Which makes my calculation off by only 536,000 seconds.

Then if we take 100 trillion seconds and divide it by 31,000,000, we get the following result:

3225806.4516129032258064516129032 Years

So if we look at my calculation based on my own explanation versus the calculation based on Mr. Waas’ information,

3170979.1983764586504312531709792 Years


3225806.4516129032258064516129032 Years

A difference of only 54827.253236444575375198441924226)

 We can observe that both calculations are really very close.  Of course, I believe my figure is more accurate.  🙂  Someone should really get in touch with our dear Mr. Waas!


P.S. I did confirm that my calculation of 157,680,000,000 (billion) is the number of seconds in 5,000 years which coincides with the GitWiz’s calculation… he was tired so we can over look that he said trillion because we know he meant billion! 🙂 Great job GitWiz, you are Awesome and deserve a Treat!!!

And I should get back to work…


10 thoughts on “Mr Waas’ Challenge: How Many Years Are There in 100 Trillion Seconds??

  1. Very good! I’m impressed with your calculations, (but not with Mr Waas’ rather slack parameters), however I have to say that I did mean Trillion because if you look back at my comment I have added an extra 7 into my answer.
    I can’t check back to see whether this was due to a miscalculation, or poor typing when I wrote the comment – because I did it all longhand and then used the same scrap of paper for my shopping list before going to the food store.

    Thank you for the treat BTW…….*i’m sure I used to have that recipe….*

    Just a PS:
    In the UK we still use miles for long distances.
    But rather confusingly, we use the metric system for shorter distance (and spell it metres not meters).

    On vacation in Ireland many years ago, they were in the process of converting from miles to kilometres – most disconcerting to be travelling down a country road and see a sign reading ‘Killarney 8′ then motoring on further and encountering another sign proclaiming that Killarney was now ’10’.
    It was explained to us by a friendly barman at the end of a very confusing journey that half of the road signs were in miles and half in kilometres!
    This had been the case for at least a month, he told us….

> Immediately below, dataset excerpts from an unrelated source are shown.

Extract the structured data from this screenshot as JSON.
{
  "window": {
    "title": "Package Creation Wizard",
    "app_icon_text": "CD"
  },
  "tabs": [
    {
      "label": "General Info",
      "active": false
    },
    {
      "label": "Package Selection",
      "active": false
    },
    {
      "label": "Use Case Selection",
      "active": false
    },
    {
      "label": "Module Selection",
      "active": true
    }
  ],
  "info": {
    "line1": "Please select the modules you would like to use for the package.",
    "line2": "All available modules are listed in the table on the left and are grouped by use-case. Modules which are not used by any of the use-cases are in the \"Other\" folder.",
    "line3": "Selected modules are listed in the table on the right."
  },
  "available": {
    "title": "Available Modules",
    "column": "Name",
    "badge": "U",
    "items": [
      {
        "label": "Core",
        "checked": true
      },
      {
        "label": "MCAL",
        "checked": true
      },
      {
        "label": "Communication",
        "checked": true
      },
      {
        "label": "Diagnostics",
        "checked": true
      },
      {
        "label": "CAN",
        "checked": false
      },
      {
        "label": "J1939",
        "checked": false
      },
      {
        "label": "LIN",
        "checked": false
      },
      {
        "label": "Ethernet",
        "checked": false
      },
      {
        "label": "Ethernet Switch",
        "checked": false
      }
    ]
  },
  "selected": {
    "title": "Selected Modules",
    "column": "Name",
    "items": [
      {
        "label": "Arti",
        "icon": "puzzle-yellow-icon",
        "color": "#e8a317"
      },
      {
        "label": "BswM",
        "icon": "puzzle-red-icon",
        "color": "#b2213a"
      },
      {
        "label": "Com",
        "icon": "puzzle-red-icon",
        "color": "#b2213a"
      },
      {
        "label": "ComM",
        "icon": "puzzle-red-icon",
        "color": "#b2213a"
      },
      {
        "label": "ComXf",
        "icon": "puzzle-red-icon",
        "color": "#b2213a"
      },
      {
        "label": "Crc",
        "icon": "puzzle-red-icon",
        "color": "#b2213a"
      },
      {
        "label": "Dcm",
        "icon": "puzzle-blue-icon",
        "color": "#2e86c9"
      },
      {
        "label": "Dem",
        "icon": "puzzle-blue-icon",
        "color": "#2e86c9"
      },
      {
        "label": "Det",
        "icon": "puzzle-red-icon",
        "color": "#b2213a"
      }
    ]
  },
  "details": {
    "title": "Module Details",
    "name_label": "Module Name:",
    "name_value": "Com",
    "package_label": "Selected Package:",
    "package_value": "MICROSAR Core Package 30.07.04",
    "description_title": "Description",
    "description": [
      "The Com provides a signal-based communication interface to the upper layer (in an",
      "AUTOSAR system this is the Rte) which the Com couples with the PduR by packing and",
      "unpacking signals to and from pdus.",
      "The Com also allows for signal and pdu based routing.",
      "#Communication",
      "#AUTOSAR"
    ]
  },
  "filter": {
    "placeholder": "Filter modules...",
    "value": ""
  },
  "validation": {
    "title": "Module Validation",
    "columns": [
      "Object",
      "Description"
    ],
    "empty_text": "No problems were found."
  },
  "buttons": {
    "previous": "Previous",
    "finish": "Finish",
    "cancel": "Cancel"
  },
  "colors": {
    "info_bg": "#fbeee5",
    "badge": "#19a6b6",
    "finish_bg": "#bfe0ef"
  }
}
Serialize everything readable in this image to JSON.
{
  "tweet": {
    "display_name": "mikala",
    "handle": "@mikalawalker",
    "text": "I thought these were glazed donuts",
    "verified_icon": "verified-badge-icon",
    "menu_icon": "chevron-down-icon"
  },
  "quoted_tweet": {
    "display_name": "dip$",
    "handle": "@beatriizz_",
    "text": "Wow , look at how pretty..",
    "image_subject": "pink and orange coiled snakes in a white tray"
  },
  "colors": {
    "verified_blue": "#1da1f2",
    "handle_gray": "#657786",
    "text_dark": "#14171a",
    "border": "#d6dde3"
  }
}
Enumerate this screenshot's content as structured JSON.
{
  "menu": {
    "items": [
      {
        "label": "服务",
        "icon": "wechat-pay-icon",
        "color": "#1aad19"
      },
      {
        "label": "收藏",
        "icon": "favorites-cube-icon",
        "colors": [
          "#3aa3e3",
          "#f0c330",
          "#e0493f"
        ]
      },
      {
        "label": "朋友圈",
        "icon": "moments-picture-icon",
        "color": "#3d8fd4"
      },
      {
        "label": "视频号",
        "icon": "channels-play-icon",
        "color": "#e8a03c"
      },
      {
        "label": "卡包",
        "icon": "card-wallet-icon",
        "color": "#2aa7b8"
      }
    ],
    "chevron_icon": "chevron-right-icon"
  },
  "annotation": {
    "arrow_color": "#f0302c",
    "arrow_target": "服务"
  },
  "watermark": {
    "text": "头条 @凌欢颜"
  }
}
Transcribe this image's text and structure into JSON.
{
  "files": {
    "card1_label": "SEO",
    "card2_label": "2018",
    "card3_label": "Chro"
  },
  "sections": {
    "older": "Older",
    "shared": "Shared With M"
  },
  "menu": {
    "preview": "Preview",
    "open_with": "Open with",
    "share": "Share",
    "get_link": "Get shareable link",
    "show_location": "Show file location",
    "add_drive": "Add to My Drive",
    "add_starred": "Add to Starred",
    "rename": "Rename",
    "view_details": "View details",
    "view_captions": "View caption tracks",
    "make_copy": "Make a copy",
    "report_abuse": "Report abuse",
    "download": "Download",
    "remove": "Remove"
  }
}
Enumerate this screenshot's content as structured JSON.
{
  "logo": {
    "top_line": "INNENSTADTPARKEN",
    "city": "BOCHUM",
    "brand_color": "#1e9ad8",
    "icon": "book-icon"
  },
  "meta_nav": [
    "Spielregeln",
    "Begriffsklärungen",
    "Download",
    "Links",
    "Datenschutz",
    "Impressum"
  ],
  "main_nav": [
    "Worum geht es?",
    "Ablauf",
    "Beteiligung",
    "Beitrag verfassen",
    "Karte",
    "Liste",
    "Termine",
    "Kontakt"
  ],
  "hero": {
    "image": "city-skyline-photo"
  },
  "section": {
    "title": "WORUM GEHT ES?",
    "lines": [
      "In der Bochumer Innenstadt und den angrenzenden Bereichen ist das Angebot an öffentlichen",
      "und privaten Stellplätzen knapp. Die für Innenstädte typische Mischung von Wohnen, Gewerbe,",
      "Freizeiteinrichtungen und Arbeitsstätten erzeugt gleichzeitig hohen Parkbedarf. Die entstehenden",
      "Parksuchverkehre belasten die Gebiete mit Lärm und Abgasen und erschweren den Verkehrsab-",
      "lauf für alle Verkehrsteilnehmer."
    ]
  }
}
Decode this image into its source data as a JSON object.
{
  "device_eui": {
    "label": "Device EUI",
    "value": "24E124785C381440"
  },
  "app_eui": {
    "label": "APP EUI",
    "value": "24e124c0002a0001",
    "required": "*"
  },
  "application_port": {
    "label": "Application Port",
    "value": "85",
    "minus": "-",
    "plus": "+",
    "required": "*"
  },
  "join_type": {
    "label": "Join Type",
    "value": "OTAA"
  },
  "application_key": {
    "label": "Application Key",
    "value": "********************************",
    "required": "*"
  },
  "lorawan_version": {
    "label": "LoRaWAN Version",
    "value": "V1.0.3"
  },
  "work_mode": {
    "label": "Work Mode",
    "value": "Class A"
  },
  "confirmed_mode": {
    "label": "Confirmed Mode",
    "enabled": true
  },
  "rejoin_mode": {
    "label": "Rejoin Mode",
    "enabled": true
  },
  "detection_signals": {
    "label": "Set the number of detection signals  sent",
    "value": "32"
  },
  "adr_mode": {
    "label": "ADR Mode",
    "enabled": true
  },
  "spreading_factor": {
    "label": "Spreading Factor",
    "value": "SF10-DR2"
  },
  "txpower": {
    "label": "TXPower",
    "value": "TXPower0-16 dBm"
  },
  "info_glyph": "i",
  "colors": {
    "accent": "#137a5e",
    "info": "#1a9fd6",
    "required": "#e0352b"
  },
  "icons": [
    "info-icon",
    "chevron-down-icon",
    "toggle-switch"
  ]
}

  2. I didn’t want to touch this one, since I didn’t know what year everyone was starting their counts on…which could have influenced ‘which’ years were considered Leap Years.

    Reminds me of when I originally did the math out for how long the world existed based on Genesis, given standard accepted translations. With the number of ‘discoveries’ and non-canonical exclusions, I gave up shortly after for a cup of coffee.

    …then I started counting instant granules for the perfect cup. *sighs*

  3. hey John, we weren’t starting at any particular point. One way to avoid figuring in the leap years. Which, for the record, my figure is off from that stand point because it’s ‘a little’ difficult to accurately get a figure if we were to take leap into consideration. Although, the challenge wasn’t meant to really have a starting point in time. I have been contemplating that thought though like you, how far back from the current date would that take us into the past and when exactly are we talking? Perhaps when I have a little extra time I can mess around with some calculations. 🙂

    As for the number of granules, How many is the perfect cup? I really need to know!

  4. Given P=Perfection
    P-1P!=P+1. I would also say that P is theoretically equivalent to the value ∞-1.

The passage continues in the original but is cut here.